Bakers follow recipes, mix together ingredients, and produce various types of baked goods such as bread and pastries. They work in either retail stores creating small quantities of baked goods, or in the manufacturing sector where they use large mixing equipment to produce a much higher volume.
The skills required to become a certified baker are numerous. Besides becoming skilled at basic baking, icing, and decorating, bakers need to have knowledge of government health regulations, business principles, and a wide range of specific ingredients. They need to know how to run and maintain a variety of baking machines, and often are required to use high-speed, computer-operated equipment. They must also be detail-oriented, able to follow instructions, and good communicators.

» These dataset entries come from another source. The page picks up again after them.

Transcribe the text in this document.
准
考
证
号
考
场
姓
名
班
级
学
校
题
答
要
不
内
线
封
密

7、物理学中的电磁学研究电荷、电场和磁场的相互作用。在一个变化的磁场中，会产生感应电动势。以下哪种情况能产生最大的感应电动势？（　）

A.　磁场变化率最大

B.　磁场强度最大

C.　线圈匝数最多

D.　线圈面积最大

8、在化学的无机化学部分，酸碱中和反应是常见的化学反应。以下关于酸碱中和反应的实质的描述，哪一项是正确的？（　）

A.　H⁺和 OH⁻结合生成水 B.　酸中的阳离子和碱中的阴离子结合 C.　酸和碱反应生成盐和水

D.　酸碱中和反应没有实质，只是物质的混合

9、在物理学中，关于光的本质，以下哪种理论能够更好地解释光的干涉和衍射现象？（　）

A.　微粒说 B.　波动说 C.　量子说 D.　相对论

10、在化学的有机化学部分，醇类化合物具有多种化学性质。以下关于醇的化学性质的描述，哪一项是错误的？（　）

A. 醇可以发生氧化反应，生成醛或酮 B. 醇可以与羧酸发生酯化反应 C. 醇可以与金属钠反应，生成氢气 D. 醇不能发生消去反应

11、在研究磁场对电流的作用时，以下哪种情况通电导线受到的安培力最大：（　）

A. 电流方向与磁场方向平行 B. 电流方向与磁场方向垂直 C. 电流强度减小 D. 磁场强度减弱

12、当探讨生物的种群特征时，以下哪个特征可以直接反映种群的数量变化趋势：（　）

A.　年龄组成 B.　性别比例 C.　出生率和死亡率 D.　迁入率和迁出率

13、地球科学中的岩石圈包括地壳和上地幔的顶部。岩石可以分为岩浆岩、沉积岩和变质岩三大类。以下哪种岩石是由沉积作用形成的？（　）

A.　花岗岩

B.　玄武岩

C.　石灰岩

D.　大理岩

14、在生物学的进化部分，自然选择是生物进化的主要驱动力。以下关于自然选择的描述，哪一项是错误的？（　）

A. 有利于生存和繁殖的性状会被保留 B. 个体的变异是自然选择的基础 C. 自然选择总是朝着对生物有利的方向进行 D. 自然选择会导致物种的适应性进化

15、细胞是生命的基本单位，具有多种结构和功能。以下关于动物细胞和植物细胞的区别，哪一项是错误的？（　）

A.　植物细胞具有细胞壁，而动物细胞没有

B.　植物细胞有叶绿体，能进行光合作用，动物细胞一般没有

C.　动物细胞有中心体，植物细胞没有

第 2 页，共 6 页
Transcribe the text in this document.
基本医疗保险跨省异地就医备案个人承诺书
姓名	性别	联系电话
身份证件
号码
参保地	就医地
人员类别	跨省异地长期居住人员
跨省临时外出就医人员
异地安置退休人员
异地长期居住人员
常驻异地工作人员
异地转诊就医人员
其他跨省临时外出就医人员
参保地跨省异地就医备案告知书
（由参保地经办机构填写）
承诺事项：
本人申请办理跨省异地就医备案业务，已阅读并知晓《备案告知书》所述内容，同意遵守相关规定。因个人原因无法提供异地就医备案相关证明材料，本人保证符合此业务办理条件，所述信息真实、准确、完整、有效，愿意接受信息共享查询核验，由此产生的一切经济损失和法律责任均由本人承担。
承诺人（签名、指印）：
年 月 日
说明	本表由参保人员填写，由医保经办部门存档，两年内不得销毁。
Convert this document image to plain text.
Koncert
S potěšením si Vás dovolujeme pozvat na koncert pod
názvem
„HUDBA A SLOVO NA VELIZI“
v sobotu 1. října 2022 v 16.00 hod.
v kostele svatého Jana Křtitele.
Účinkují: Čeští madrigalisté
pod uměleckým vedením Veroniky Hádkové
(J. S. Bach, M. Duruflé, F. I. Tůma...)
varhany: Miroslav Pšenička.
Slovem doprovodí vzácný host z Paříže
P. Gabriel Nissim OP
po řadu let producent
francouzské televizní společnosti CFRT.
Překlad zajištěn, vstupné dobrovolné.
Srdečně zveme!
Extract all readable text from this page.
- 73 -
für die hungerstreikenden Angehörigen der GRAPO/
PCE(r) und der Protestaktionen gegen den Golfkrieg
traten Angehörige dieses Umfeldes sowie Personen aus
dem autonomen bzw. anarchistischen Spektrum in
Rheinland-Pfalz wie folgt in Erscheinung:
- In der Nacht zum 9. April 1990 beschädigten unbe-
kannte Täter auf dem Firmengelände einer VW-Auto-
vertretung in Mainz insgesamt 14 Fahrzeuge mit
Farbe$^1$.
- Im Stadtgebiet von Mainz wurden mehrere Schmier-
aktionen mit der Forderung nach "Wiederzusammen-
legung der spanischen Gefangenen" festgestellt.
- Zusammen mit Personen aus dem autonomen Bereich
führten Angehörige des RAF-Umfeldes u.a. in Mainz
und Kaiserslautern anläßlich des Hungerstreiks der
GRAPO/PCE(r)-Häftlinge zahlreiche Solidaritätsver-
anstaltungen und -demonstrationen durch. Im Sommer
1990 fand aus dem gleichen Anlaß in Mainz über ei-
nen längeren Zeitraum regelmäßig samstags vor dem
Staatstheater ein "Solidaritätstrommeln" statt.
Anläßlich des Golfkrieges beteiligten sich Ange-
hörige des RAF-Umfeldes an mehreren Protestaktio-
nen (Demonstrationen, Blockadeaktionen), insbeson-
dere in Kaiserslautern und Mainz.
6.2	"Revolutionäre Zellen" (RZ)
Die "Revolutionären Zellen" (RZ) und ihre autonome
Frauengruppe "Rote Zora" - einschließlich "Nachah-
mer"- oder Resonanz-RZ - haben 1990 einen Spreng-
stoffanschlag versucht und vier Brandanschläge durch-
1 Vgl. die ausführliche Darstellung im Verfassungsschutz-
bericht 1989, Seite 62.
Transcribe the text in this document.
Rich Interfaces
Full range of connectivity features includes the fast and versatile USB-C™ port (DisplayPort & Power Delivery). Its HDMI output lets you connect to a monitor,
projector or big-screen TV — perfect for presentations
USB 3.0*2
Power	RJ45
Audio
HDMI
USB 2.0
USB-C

In 2002, bakers earned a median annual salary of $20,580. Earnings ranged from the lowest 10 percent, who earned less than $14,100, and the highest 10 percent, who earned more than $33,470. The highest median annual salaries were found in bakeries and tortilla manufacturing, and the lowest in limited-service eating places.
Training and Education
The most common way bakers are trained is by becoming apprentices in craft or in-store bakeries. Working other food handling jobs can be a good way to prepare for becoming a baker’s assistant. Many apprentice bakers who wish to become certified bakers often will enroll in correspondence courses.
Out of the nearly 757,000 food processing jobs in 2002, about 173,000 people were employed as bakers.
Between 2002 and 2012, the number of bakers increase about as fast as the average. This is due to the consistent growth of large wholesale bakers, traditional bakeries, and specialty bread and bagel shops.